Além do HMC, o HPSMC e o HMSB receberam 170 e 164 pacientes regulados, respectivamente. Outro destaque foi o Hospital Estadual de Câncer, que registrou crescimento superior a 200% nas transferências entre maio e junho, passando de 25 para 79 pacientes.
Gestão destaca eficiência e qualidade da assistência
A diretora-geral da Empresa Cuiabana de Saúde Pública, Kelluby de Oliveira, atribuiu os resultados ao trabalho integrado das equipes e ao fortalecimento da gestão hospitalar.
“O protagonismo do HMC é resultado do empenho diário de equipes multiprofissionais altamente qualificadas e de uma gestão comprometida com a eficiência e a humanização da assistência. Além de sermos referência em urgência, emergência, politrauma e tratamento de queimados, temos ampliado a oferta de cirurgias eletivas e procedimentos especializados, garantindo mais acesso e qualidade no atendimento prestado aos usuários do SUS”, destacou.
Hospital amplia serviços especializados
Referência estadual em urgência, emergência, politrauma, traumato-ortopedia e tratamento de queimados, por meio do Centro de Tratamento de Queimados (CTQ), o HMC funciona em regime de portas abertas para atendimentos de urgência e emergência.
A unidade dispõe de enfermarias adulta e infantil, Hospital Dia, centros cirúrgicos, salas de medicação e decisão médica, seis leitos destinados à saúde mental e estrutura completa para assistência ambulatorial e hospitalar.
Nos últimos meses, o hospital também ampliou a oferta de procedimentos especializados.

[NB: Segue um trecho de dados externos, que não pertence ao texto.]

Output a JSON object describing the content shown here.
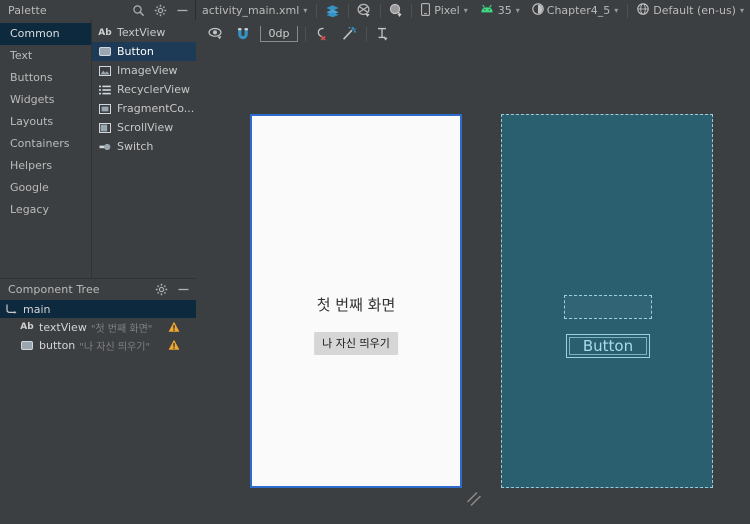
{
  "palette": {
    "title": "Palette",
    "icons": [
      {
        "name": "search-icon"
      },
      {
        "name": "gear-icon"
      },
      {
        "name": "minimize-icon"
      }
    ],
    "categories": [
      {
        "label": "Common",
        "selected": true
      },
      {
        "label": "Text",
        "selected": false
      },
      {
        "label": "Buttons",
        "selected": false
      },
      {
        "label": "Widgets",
        "selected": false
      },
      {
        "label": "Layouts",
        "selected": false
      },
      {
        "label": "Containers",
        "selected": false
      },
      {
        "label": "Helpers",
        "selected": false
      },
      {
        "label": "Google",
        "selected": false
      },
      {
        "label": "Legacy",
        "selected": false
      }
    ],
    "widgets": [
      {
        "label": "TextView",
        "icon": "text-view-icon",
        "selected": false
      },
      {
        "label": "Button",
        "icon": "button-icon",
        "selected": true
      },
      {
        "label": "ImageView",
        "icon": "image-view-icon",
        "selected": false
      },
      {
        "label": "RecyclerView",
        "icon": "recycler-view-icon",
        "selected": false
      },
      {
        "label": "FragmentCo...",
        "icon": "fragment-container-icon",
        "selected": false
      },
      {
        "label": "ScrollView",
        "icon": "scroll-view-icon",
        "selected": false
      },
      {
        "label": "Switch",
        "icon": "switch-icon",
        "selected": false
      }
    ]
  },
  "component_tree": {
    "title": "Component Tree",
    "icons": [
      {
        "name": "gear-icon"
      },
      {
        "name": "minimize-icon"
      }
    ],
    "nodes": [
      {
        "label": "main",
        "attr": "",
        "selected": true,
        "warning": false
      },
      {
        "label": "textView",
        "attr": "\"첫 번째 화면\"",
        "selected": false,
        "warning": true
      },
      {
        "label": "button",
        "attr": "\"나 자신 띄우기\"",
        "selected": false,
        "warning": true
      }
    ]
  },
  "toolbar": {
    "file_name": "activity_main.xml",
    "view_modes": [
      {
        "name": "design-surface-icon",
        "active": true
      },
      {
        "name": "blueprint-toggle-icon",
        "active": false
      },
      {
        "name": "zoom-controls-icon",
        "active": false
      }
    ],
    "device": "Pixel",
    "api_level": "35",
    "theme": "Chapter4_5",
    "locale": "Default (en-us)",
    "second_row": {
      "view_options_label": "view-options-icon",
      "magnet_label": "autoconnect-magnet-icon",
      "default_margin": "0dp",
      "clear_constraints_label": "clear-constraints-icon",
      "infer_constraints_label": "infer-constraints-icon",
      "guidelines_label": "guidelines-icon"
    }
  },
  "canvas": {
    "device_preview": {
      "title_text": "첫 번째 화면",
      "button_text": "나 자신 띄우기"
    },
    "blueprint": {
      "button_text": "Button"
    }
  },
  "colors": {
    "panel_bg": "#3c3f41",
    "selection_blue": "#0d293e",
    "widget_selection": "#1d3a56",
    "accent_blue": "#2d6ccd",
    "blueprint_teal": "#2a5f70",
    "blueprint_line": "#9fd0dd",
    "warning_amber": "#f0a732"
  }
}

Entre junho e julho, iniciou um mutirão de cirurgias de vesícula por videolaparoscopia, com previsão de 30 procedimentos para reduzir a fila de espera do Sistema Único de Saúde (SUS).

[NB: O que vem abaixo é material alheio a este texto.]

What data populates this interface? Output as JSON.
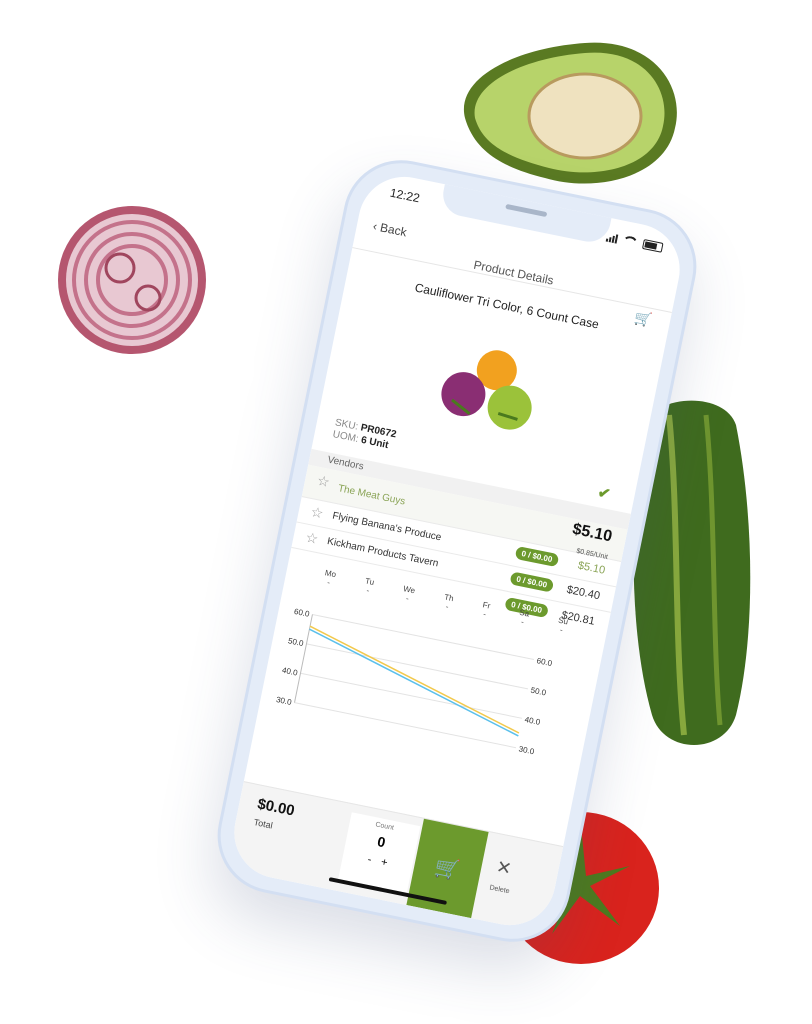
{
  "status": {
    "time": "12:22"
  },
  "nav": {
    "back_label": "Back",
    "title": "Product Details"
  },
  "product": {
    "name": "Cauliflower Tri Color, 6 Count Case",
    "sku_label": "SKU:",
    "sku": "PR0672",
    "uom_label": "UOM:",
    "uom": "6 Unit"
  },
  "vendors": {
    "heading": "Vendors",
    "items": [
      {
        "name": "The Meat Guys",
        "price": "$5.10",
        "unit_price": "$0.85/Unit"
      },
      {
        "name": "Flying Banana's Produce",
        "order": "0 / $0.00",
        "price": "$5.10"
      },
      {
        "name": "Kickham Products Tavern",
        "order": "0 / $0.00",
        "price": "$20.40"
      },
      {
        "order": "0 / $0.00",
        "price": "$20.81"
      }
    ]
  },
  "days": [
    {
      "label": "Mo",
      "value": "-"
    },
    {
      "label": "Tu",
      "value": "-"
    },
    {
      "label": "We",
      "value": "-"
    },
    {
      "label": "Th",
      "value": "-"
    },
    {
      "label": "Fr",
      "value": "-"
    },
    {
      "label": "Sa",
      "value": "-"
    },
    {
      "label": "Su",
      "value": "-"
    }
  ],
  "chart_data": {
    "type": "line",
    "left_ticks": [
      "60.0",
      "50.0",
      "40.0",
      "30.0"
    ],
    "right_ticks": [
      "60.0",
      "50.0",
      "40.0",
      "30.0"
    ],
    "series": [
      {
        "color": "#f2c94c",
        "values": [
          56,
          35
        ]
      },
      {
        "color": "#5bc0eb",
        "values": [
          55,
          34
        ]
      }
    ],
    "ylim": [
      30,
      60
    ]
  },
  "footer": {
    "total_value": "$0.00",
    "total_label": "Total",
    "count_label": "Count",
    "count_value": "0",
    "minus": "-",
    "plus": "+",
    "delete_label": "Delete"
  },
  "colors": {
    "accent": "#6c9a2d"
  }
}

Outra ação inédita colocou Cuiabá em destaque no cenário nacional. O HMC promoveu um mutirão exclusivo de cirurgias reparadoras para vítimas de queimaduras elétricas decorrentes de acidentes de trabalho, tornando-se a única unidade do país a realizar uma iniciativa voltada exclusivamente para esse público. Aproximadamente 20 pacientes foram atendidos durante a ação.

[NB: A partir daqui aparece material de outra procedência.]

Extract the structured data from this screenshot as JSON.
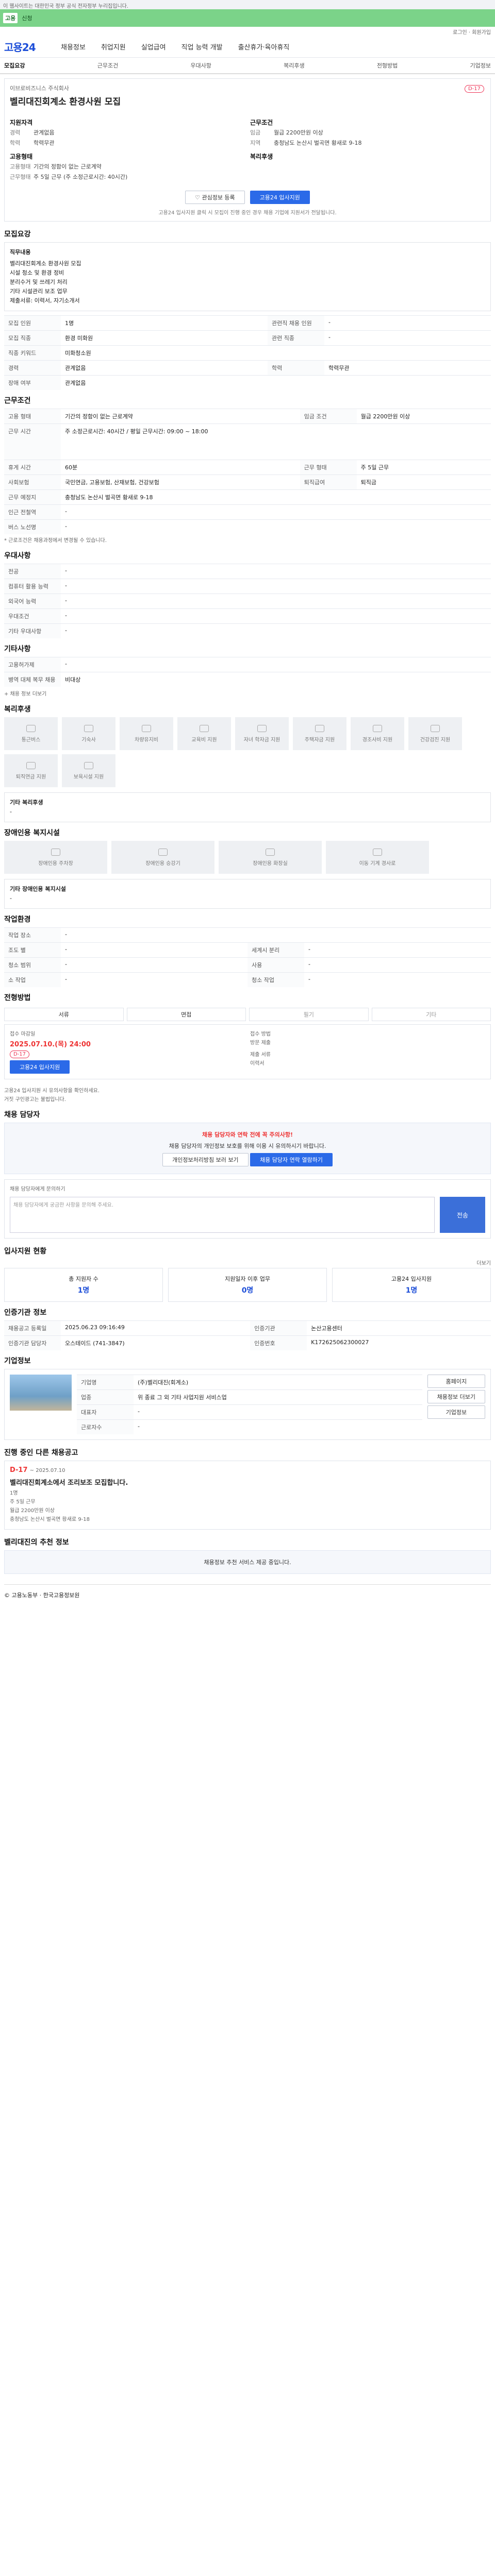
{
  "top_notice": "이 웹사이트는 대한민국 정부 공식 전자정부 누리집입니다.",
  "green_bar": {
    "logo": "고용",
    "tag": "신청"
  },
  "util": "로그인 · 회원가입",
  "brand": "고용24",
  "nav": [
    "채용정보",
    "취업지원",
    "실업급여",
    "직업 능력 개발",
    "출산휴가·육아휴직"
  ],
  "tabs": [
    "모집요강",
    "근무조건",
    "우대사항",
    "복리후생",
    "전형방법",
    "기업정보"
  ],
  "header": {
    "company": "이브로비즈니스 주식회사",
    "title": "벨리대진회계소 환경사원 모집",
    "dday": "D-17",
    "left_title": "지원자격",
    "right_title": "근무조건",
    "left_rows": [
      [
        "경력",
        "관계없음"
      ],
      [
        "학력",
        "학력무관"
      ]
    ],
    "right_rows": [
      [
        "임금",
        "월급 2200만원 이상"
      ],
      [
        "지역",
        "충청남도 논산시 벌곡면 황새로 9-18"
      ]
    ],
    "left_title2": "고용형태",
    "right_title2": "복리후생",
    "left_rows2": [
      [
        "고용형태",
        "기간의 정함이 없는 근로계약"
      ],
      [
        "근무형태",
        "주 5일 근무 (주 소정근로시간: 40시간)"
      ]
    ],
    "btn_scrap": "관심정보 등록",
    "btn_apply": "고용24 입사지원",
    "note": "고용24 입사지원 클릭 시 모집이 진행 중인 경우 채용 기업에 지원서가 전달됩니다."
  },
  "sections": {
    "recruit": "모집요강",
    "job_desc_title": "직무내용",
    "job_desc": [
      "벨리대진회계소 환경사원 모집",
      "시설 청소 및 환경 정비",
      "분리수거 및 쓰레기 처리",
      "기타 시설관리 보조 업무",
      "제출서류: 이력서, 자기소개서"
    ],
    "recruit_rows": [
      [
        "모집 인원",
        "1명",
        "관련직 채용 인원",
        "-"
      ],
      [
        "모집 직종",
        "환경 미화원",
        "관련 직종",
        "-"
      ],
      [
        "직종 키워드",
        "미화청소원",
        "",
        ""
      ],
      [
        "경력",
        "관계없음",
        "학력",
        "학력무관"
      ],
      [
        "장애 여부",
        "관계없음",
        "",
        ""
      ]
    ],
    "work": "근무조건",
    "work_rows": [
      [
        "고용 형태",
        "기간의 정함이 없는 근로계약",
        "임금 조건",
        "월급 2200만원 이상"
      ],
      [
        "근무 시간",
        "주 소정근로시간: 40시간 / 평일 근무시간: 09:00 ~ 18:00",
        "",
        ""
      ],
      [
        "휴게 시간",
        "60분",
        "근무 형태",
        "주 5일 근무"
      ],
      [
        "사회보험",
        "국민연금, 고용보험, 산재보험, 건강보험",
        "퇴직급여",
        "퇴직금"
      ],
      [
        "근무 예정지",
        "충청남도 논산시 벌곡면 황새로 9-18",
        "",
        ""
      ],
      [
        "인근 전철역",
        "-",
        "",
        ""
      ],
      [
        "버스 노선명",
        "-",
        "",
        ""
      ]
    ],
    "work_note": "* 근로조건은 채용과정에서 변경될 수 있습니다.",
    "pref": "우대사항",
    "pref_rows": [
      [
        "전공",
        "-"
      ],
      [
        "컴퓨터 활용 능력",
        "-"
      ],
      [
        "외국어 능력",
        "-"
      ],
      [
        "우대조건",
        "-"
      ],
      [
        "기타 우대사항",
        "-"
      ]
    ],
    "etc": "기타사항",
    "etc_rows": [
      [
        "고용허가제",
        "-"
      ],
      [
        "병역 대체 복무 채용",
        "비대상"
      ]
    ],
    "more_link": "+ 채용 정보 더보기",
    "welfare": "복리후생",
    "welfare_items": [
      "통근버스",
      "기숙사",
      "차량유지비",
      "교육비 지원",
      "자녀 학자금 지원",
      "주택자금 지원",
      "경조사비 지원",
      "건강검진 지원",
      "퇴직연금 지원",
      "보육시설 지원"
    ],
    "welfare_extra_title": "기타 복리후생",
    "welfare_extra": "-",
    "disability": "장애인용 복지시설",
    "disability_items": [
      "장애인용 주차장",
      "장애인용 승강기",
      "장애인용 화장실",
      "이동 기계 경사로"
    ],
    "disability_extra_title": "기타 장애인용 복지시설",
    "disability_extra": "-",
    "env": "작업환경",
    "env_rows": [
      [
        "작업 장소",
        "-",
        "",
        ""
      ],
      [
        "조도 별",
        "-",
        "세계시 분리",
        "-"
      ],
      [
        "청소 범위",
        "-",
        "사용",
        "-"
      ],
      [
        "소 작업",
        "-",
        "청소 작업",
        "-"
      ]
    ],
    "process": "전형방법",
    "steps": [
      "서류",
      "면접",
      "필기",
      "기타"
    ],
    "deadline_title": "접수 마감일",
    "deadline": "2025.07.10.(목) 24:00",
    "dday": "D-17",
    "apply_method_title": "접수 방법",
    "apply_method": "방문 제출",
    "docs_title": "제출 서류",
    "docs": "이력서",
    "apply_btn": "고용24 입사지원",
    "notes": [
      "고용24 입사지원 시 유의사항을 확인하세요.",
      "거짓 구인광고는 불법입니다."
    ],
    "contact": "채용 담당자",
    "contact_warn": "채용 담당자와 연락 전에 꼭 주의사항!",
    "contact_desc": "채용 담당자의 개인정보 보호를 위해 이용 시 유의하시기 바랍니다.",
    "contact_btn1": "개인정보처리방침 보러 보기",
    "contact_btn2": "채용 담당자 연락 열람하기",
    "qa_title": "채용 담당자에게 문의하기",
    "qa_placeholder": "채용 담당자에게 궁금한 사항을 문의해 주세요.",
    "qa_btn": "전송",
    "applicant": "입사지원 현황",
    "applicant_items": [
      [
        "총 지원자 수",
        "1명"
      ],
      [
        "지원일자 이후 업무",
        "0명"
      ],
      [
        "고용24 입사지원",
        "1명"
      ]
    ],
    "applicant_more": "더보기",
    "cert": "인증기관 정보",
    "cert_rows": [
      [
        "채용공고 등록일",
        "2025.06.23 09:16:49",
        "인증기관",
        "논산고용센터"
      ],
      [
        "인증기관 담당자",
        "오스테이드 (741-3847)",
        "인증번호",
        "K172625062300027"
      ]
    ],
    "company": "기업정보",
    "company_rows": [
      [
        "기업명",
        "(주)벨리대진(회계소)"
      ],
      [
        "업종",
        "위 종료 그 외 기타 사업지원 서비스업"
      ],
      [
        "대표자",
        "-"
      ],
      [
        "근로자수",
        "-"
      ]
    ],
    "company_btns": [
      "홈페이지",
      "채용정보 더보기",
      "기업정보"
    ],
    "other": "진행 중인 다른 채용공고",
    "other_dday": "D-17",
    "other_period": "~ 2025.07.10",
    "other_title": "벨리대진회계소에서 조리보조 모집합니다.",
    "other_meta": [
      "1명",
      "주 5일 근무",
      "월급 2200만원 이상",
      "충청남도 논산시 벌곡면 황새로 9-18"
    ],
    "reco": "벨리대진의 추천 정보",
    "reco_text": "채용정보 추천 서비스 제공 중입니다.",
    "footer": "© 고용노동부 · 한국고용정보원"
  }
}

Para o diretor técnico do HMC, Dr. Eduardo Andraus, os indicadores confirmam a capacidade da unidade em atender pacientes de média e alta complexidade.
“O HMC foi concebido para ser um hospital de alta resolutividade. Nossa capacidade de receber pacientes regulados das UPAs permite que essas unidades continuem atendendo novos casos de urgência e emergência. Contamos com equipes preparadas, protocolos bem estabelecidos e uma estrutura capaz de atender desde casos clínicos até situações de alta complexidade, como politrauma, queimados e cirurgias especializadas. Os resultados de maio e junho demonstram que estamos cumprindo essa missão com eficiência”, concluiu.